Inhaltszusammenfassung:
Die Substitution und die niedrigschwellige Entgiftung möglichst mit anschließender Entwöhnungsbehandlung stellen die etablierten Grundpfeiler in der Therapie Opiatabhängiger dar. Obwohl von der Idee her völlig unterschiedliche Prinzipien haben beide letztlich die Abstinenz zum Ziel. Anhand der 1356 Aufnahmen auf die Station A6 der Universitätsklinik für Psychiatrie und Psychotherapie Tübingen im Zeitraum vom 1. Oktober 1997 bis zum 30. September 2002, die hinsichtlich des Einflusses von Substitutionstherapie, Beigebrauch, Muster des Beigebrauchs und substituierter Ersatzdroge auf die Durchführung einer niedrigschwelligen Opiatentgiftung untersucht wurden, konnte gezeigt werden, dass beinahe ausschließlich Patienten, die durch die Substitution nur unzureichend behandelt werden können und weiterhin Beigebrauch haben, eine niedrigschwellige stationäre Entgiftungsbehandlung beginnen. Diese Gruppe ist länger abhängig und häufiger mit Hepatitis C infiziert als die Gruppe der nicht Substituierten. Die niedrigschwelligen Angebote stellen für diese Gruppe eine wertvolle Ergänzung der Therapieoptionen dar. Trotz der längeren Erkrankungsdauer und der höheren Durchseuchung mit Infektionskrankheiten ist die Prognose der auf die A6 aufgenommenen Substituierten mit Beigebrauch günstiger als bei Substituierten ohne Beigebrauch, da das erfolgreiche Abschließen der Entgiftung häufiger erreicht wird. Erstaunlicher Weise scheint das Muster des Beigebrauchs in Hinblick auf den Behandlungsverlauf - abgesehen von dem geringeren Anteil an Teilentgiftungen bei Opiatbeigebrauch - eine vergleichsweise geringe Rolle zu spielen. Während die Gefahr der Überdosierung und somit die Letalität insbesondere bei Benzodiazepinkonsum als Ergänzung der Methadonsubstitution deutlich höher ist, zeigen sich hinsichtlich der Entgiftung keine Unterschiede. Allerdings ist der Benzodiazepinbeigebrauch weiter verbreitet, je länger die Suchterkrankung besteht.

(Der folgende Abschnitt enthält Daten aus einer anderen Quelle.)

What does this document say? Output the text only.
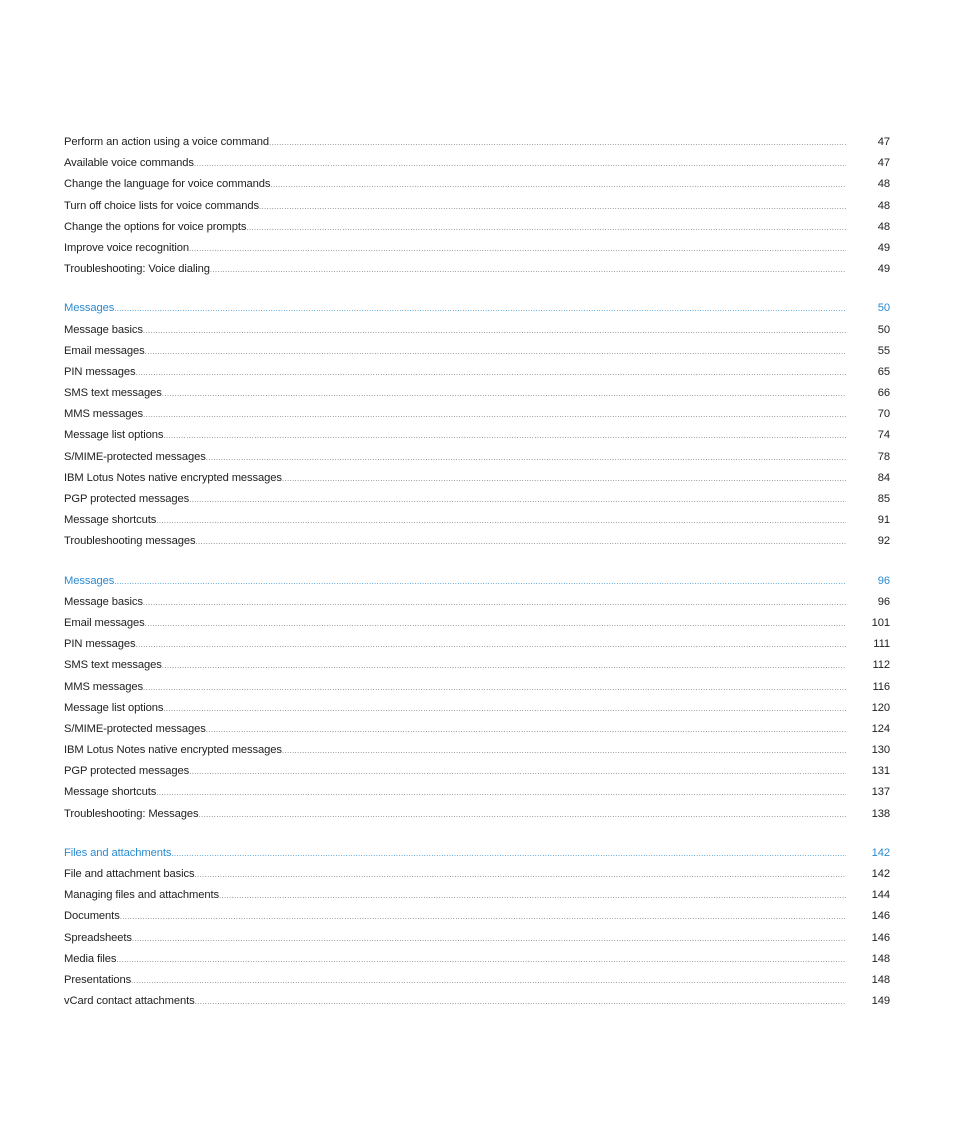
Perform an action using a voice command .....	47
Available voice commands .....	47
Change the language for voice commands .....	48
Turn off choice lists for voice commands .....	48
Change the options for voice prompts .....	48
Improve voice recognition .....	49
Troubleshooting: Voice dialing .....	49
Messages .....	50
Message basics .....	50
Email messages .....	55
PIN messages .....	65
SMS text messages .....	66
MMS messages .....	70
Message list options .....	74
S/MIME-protected messages .....	78
IBM Lotus Notes native encrypted messages .....	84
PGP protected messages .....	85
Message shortcuts .....	91
Troubleshooting messages .....	92
Messages .....	96
Message basics .....	96
Email messages .....	101
PIN messages .....	111
SMS text messages .....	112
MMS messages .....	116
Message list options .....	120
S/MIME-protected messages .....	124
IBM Lotus Notes native encrypted messages .....	130
PGP protected messages .....	131
Message shortcuts .....	137
Troubleshooting: Messages .....	138
Files and attachments .....	142
File and attachment basics .....	142
Managing files and attachments .....	144
Documents .....	146
Spreadsheets .....	146
Media files .....	148
Presentations .....	148
vCard contact attachments .....	149
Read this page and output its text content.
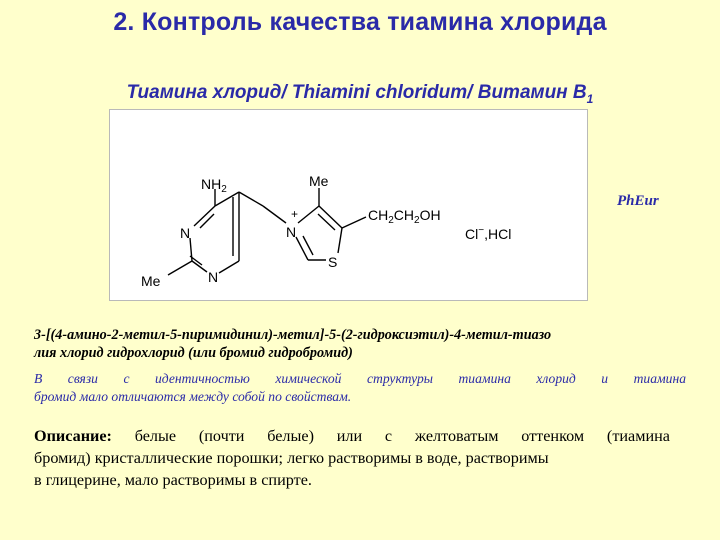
2. Контроль качества тиамина хлорида
Тиамина хлорид/ Thiamini chloridum/ Витамин $В_1$
$NH_2$
N
N
Me
Me
+
N
S
$CH_2CH_2OH$
Cl−,HCl
PhEur
3-[(4-амино-2-метил-5-пиримидинил)-метил]-5-(2-гидроксиэтил)-4-метил-тиазо
лия хлорид гидрохлорид (или бромид гидробромид)
В связи с идентичностью химической структуры тиамина хлорид и тиамина
бромид мало отличаются между собой по свойствам.
Описание: белые (почти белые) или с желтоватым оттенком (тиамина
бромид) кристаллические порошки; легко растворимы в воде, растворимы
в глицерине, мало растворимы в спирте.
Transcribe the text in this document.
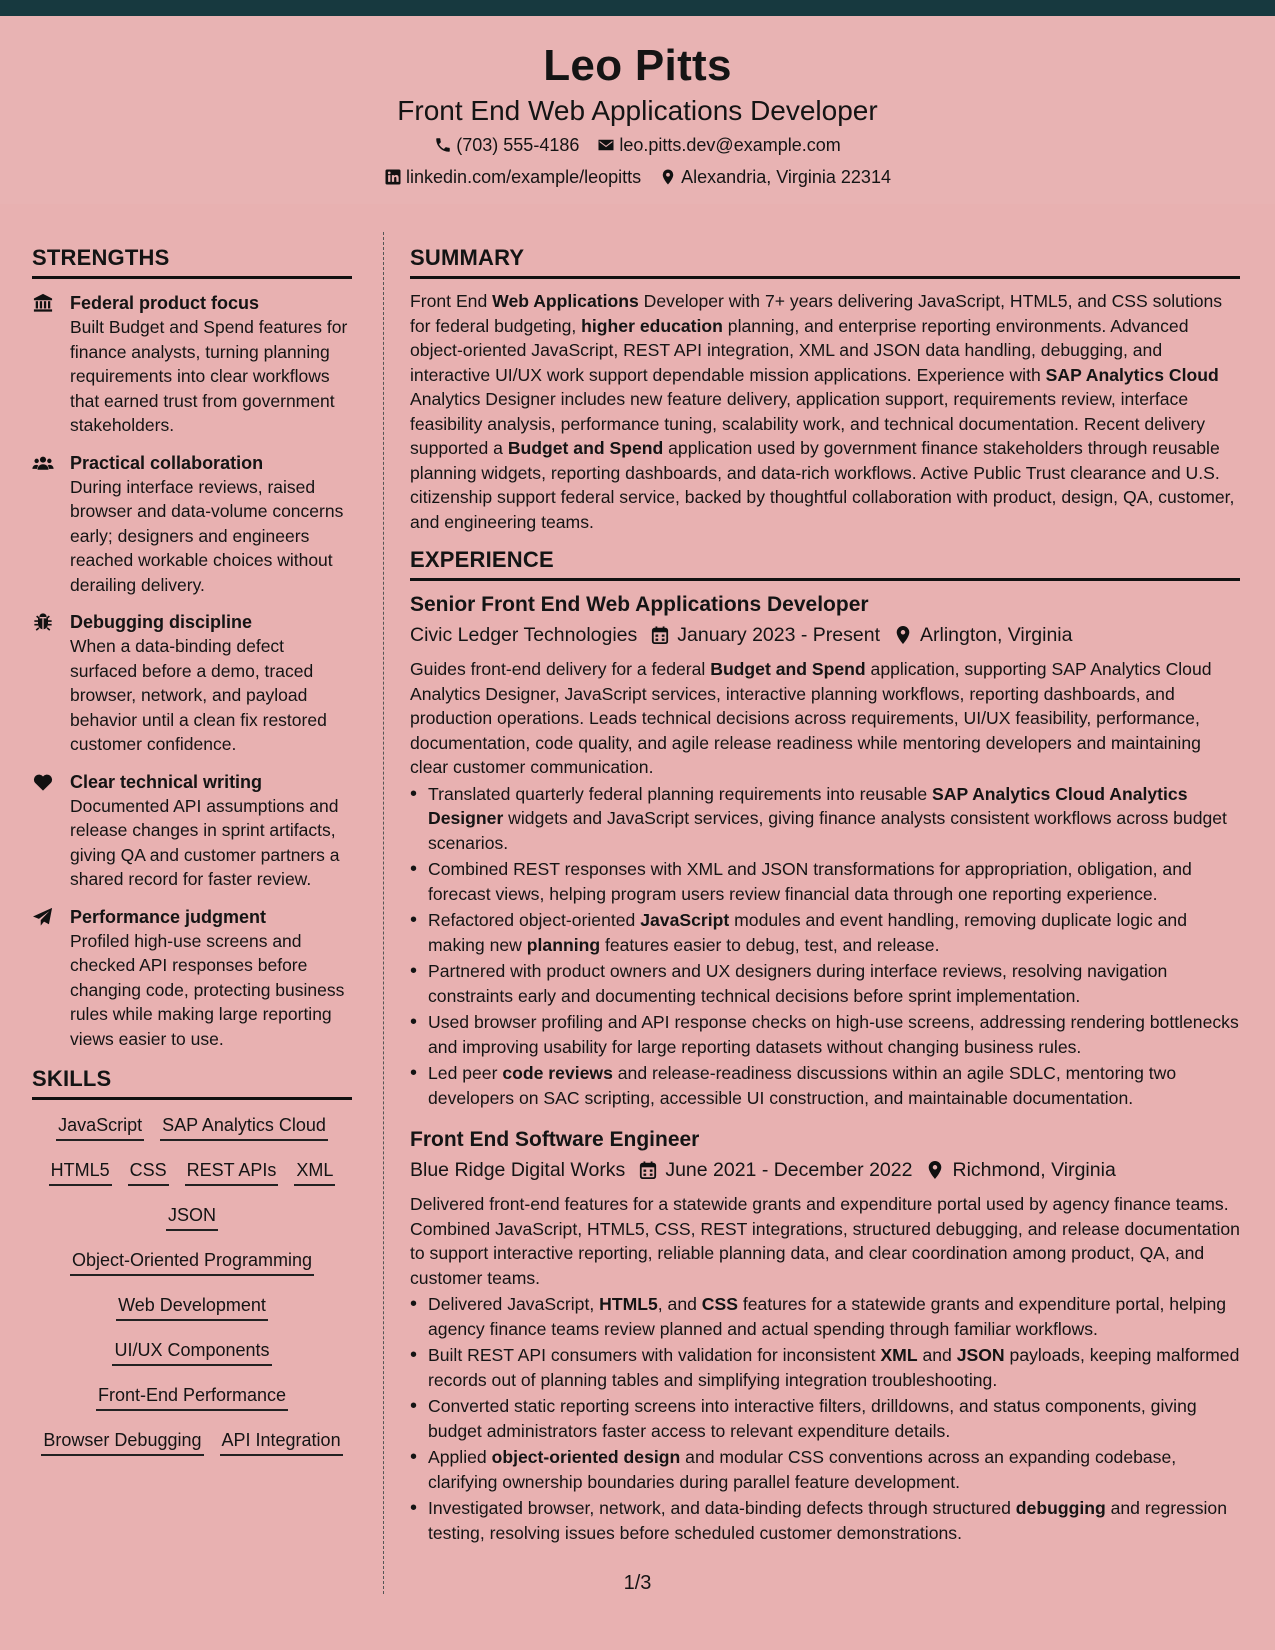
Leo Pitts
Front End Web Applications Developer
(703) 555-4186 leo.pitts.dev@example.com
linkedin.com/example/leopitts Alexandria, Virginia 22314
STRENGTHS
Federal product focus
Built Budget and Spend features for finance analysts, turning planning requirements into clear workflows that earned trust from government stakeholders.
Practical collaboration
During interface reviews, raised browser and data-volume concerns early; designers and engineers reached workable choices without derailing delivery.
Debugging discipline
When a data-binding defect surfaced before a demo, traced browser, network, and payload behavior until a clean fix restored customer confidence.
Clear technical writing
Documented API assumptions and release changes in sprint artifacts, giving QA and customer partners a shared record for faster review.
Performance judgment
Profiled high-use screens and checked API responses before changing code, protecting business rules while making large reporting views easier to use.
SKILLS
JavaScript SAP Analytics Cloud
HTML5 CSS REST APIs XML
JSON
Object-Oriented Programming
Web Development
UI/UX Components
Front-End Performance
Browser Debugging API Integration
SUMMARY
Front End Web Applications Developer with 7+ years delivering JavaScript, HTML5, and CSS solutions for federal budgeting, higher education planning, and enterprise reporting environments. Advanced object-oriented JavaScript, REST API integration, XML and JSON data handling, debugging, and interactive UI/UX work support dependable mission applications. Experience with SAP Analytics Cloud Analytics Designer includes new feature delivery, application support, requirements review, interface feasibility analysis, performance tuning, scalability work, and technical documentation. Recent delivery supported a Budget and Spend application used by government finance stakeholders through reusable planning widgets, reporting dashboards, and data-rich workflows. Active Public Trust clearance and U.S. citizenship support federal service, backed by thoughtful collaboration with product, design, QA, customer, and engineering teams.
EXPERIENCE
Senior Front End Web Applications Developer
Civic Ledger Technologies January 2023 - Present Arlington, Virginia
Guides front-end delivery for a federal Budget and Spend application, supporting SAP Analytics Cloud Analytics Designer, JavaScript services, interactive planning workflows, reporting dashboards, and production operations. Leads technical decisions across requirements, UI/UX feasibility, performance, documentation, code quality, and agile release readiness while mentoring developers and maintaining clear customer communication.
• Translated quarterly federal planning requirements into reusable SAP Analytics Cloud Analytics Designer widgets and JavaScript services, giving finance analysts consistent workflows across budget scenarios.
• Combined REST responses with XML and JSON transformations for appropriation, obligation, and forecast views, helping program users review financial data through one reporting experience.
• Refactored object-oriented JavaScript modules and event handling, removing duplicate logic and making new planning features easier to debug, test, and release.
• Partnered with product owners and UX designers during interface reviews, resolving navigation constraints early and documenting technical decisions before sprint implementation.
• Used browser profiling and API response checks on high-use screens, addressing rendering bottlenecks and improving usability for large reporting datasets without changing business rules.
• Led peer code reviews and release-readiness discussions within an agile SDLC, mentoring two developers on SAC scripting, accessible UI construction, and maintainable documentation.
Front End Software Engineer
Blue Ridge Digital Works June 2021 - December 2022 Richmond, Virginia
Delivered front-end features for a statewide grants and expenditure portal used by agency finance teams. Combined JavaScript, HTML5, CSS, REST integrations, structured debugging, and release documentation to support interactive reporting, reliable planning data, and clear coordination among product, QA, and customer teams.
• Delivered JavaScript, HTML5, and CSS features for a statewide grants and expenditure portal, helping agency finance teams review planned and actual spending through familiar workflows.
• Built REST API consumers with validation for inconsistent XML and JSON payloads, keeping malformed records out of planning tables and simplifying integration troubleshooting.
• Converted static reporting screens into interactive filters, drilldowns, and status components, giving budget administrators faster access to relevant expenditure details.
• Applied object-oriented design and modular CSS conventions across an expanding codebase, clarifying ownership boundaries during parallel feature development.
• Investigated browser, network, and data-binding defects through structured debugging and regression testing, resolving issues before scheduled customer demonstrations.
1/3
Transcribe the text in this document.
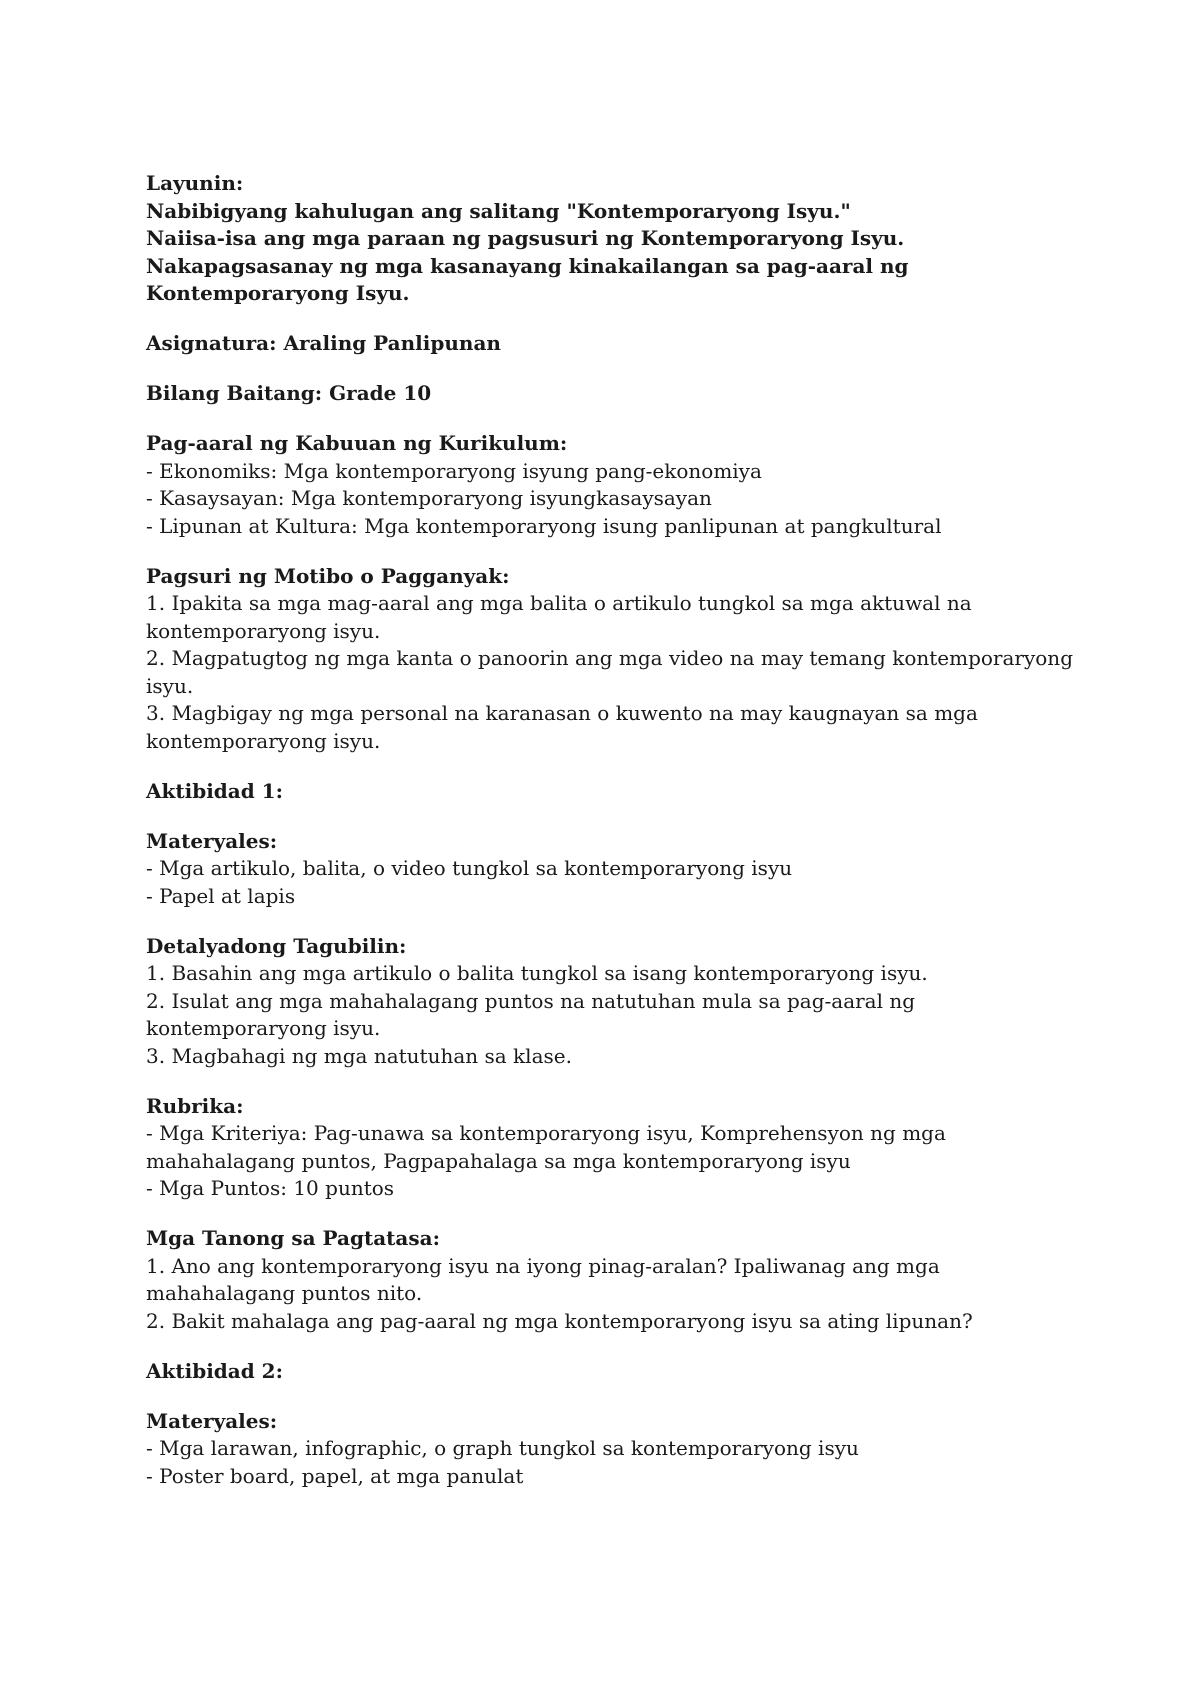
Layunin:
Nabibigyang kahulugan ang salitang "Kontemporaryong Isyu."
Naiisa-isa ang mga paraan ng pagsusuri ng Kontemporaryong Isyu.
Nakapagsasanay ng mga kasanayang kinakailangan sa pag-aaral ng Kontemporaryong Isyu.
Asignatura: Araling Panlipunan
Bilang Baitang: Grade 10
Pag-aaral ng Kabuuan ng Kurikulum:
- Ekonomiks: Mga kontemporaryong isyung pang-ekonomiya
- Kasaysayan: Mga kontemporaryong isyungkasaysayan
- Lipunan at Kultura: Mga kontemporaryong isung panlipunan at pangkultural
Pagsuri ng Motibo o Pagganyak:
1. Ipakita sa mga mag-aaral ang mga balita o artikulo tungkol sa mga aktuwal na kontemporaryong isyu.
2. Magpatugtog ng mga kanta o panoorin ang mga video na may temang kontemporaryong isyu.
3. Magbigay ng mga personal na karanasan o kuwento na may kaugnayan sa mga kontemporaryong isyu.
Aktibidad 1:
Materyales:
- Mga artikulo, balita, o video tungkol sa kontemporaryong isyu
- Papel at lapis
Detalyadong Tagubilin:
1. Basahin ang mga artikulo o balita tungkol sa isang kontemporaryong isyu.
2. Isulat ang mga mahahalagang puntos na natutuhan mula sa pag-aaral ng kontemporaryong isyu.
3. Magbahagi ng mga natutuhan sa klase.
Rubrika:
- Mga Kriteriya: Pag-unawa sa kontemporaryong isyu, Komprehensyon ng mga mahahalagang puntos, Pagpapahalaga sa mga kontemporaryong isyu
- Mga Puntos: 10 puntos
Mga Tanong sa Pagtatasa:
1. Ano ang kontemporaryong isyu na iyong pinag-aralan? Ipaliwanag ang mga mahahalagang puntos nito.
2. Bakit mahalaga ang pag-aaral ng mga kontemporaryong isyu sa ating lipunan?
Aktibidad 2:
Materyales:
- Mga larawan, infographic, o graph tungkol sa kontemporaryong isyu
- Poster board, papel, at mga panulat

Hinsichtlich der verschiedenen Medikamente, die zur Substitution angewendet werden, zeigt sich kein Vorteil des heute hauptsächlich verwendeten Methadons. Es gibt Anzeichen, dass im Gegenteil die Codein erhaltenden Substituierten häufiger drogenfrei die Entgiftung abschließen. Im zeitlichen Verlauf ergaben sich kaum Änderungen hinsichtlich des untersuchten Kollektivs und des Entgiftungsverlaufs. Lediglich die Änderung des Betäubungsmittelgesetzes brachte eine Umverteilung der Substituierten hinsichtlich des verabreichten Medikaments.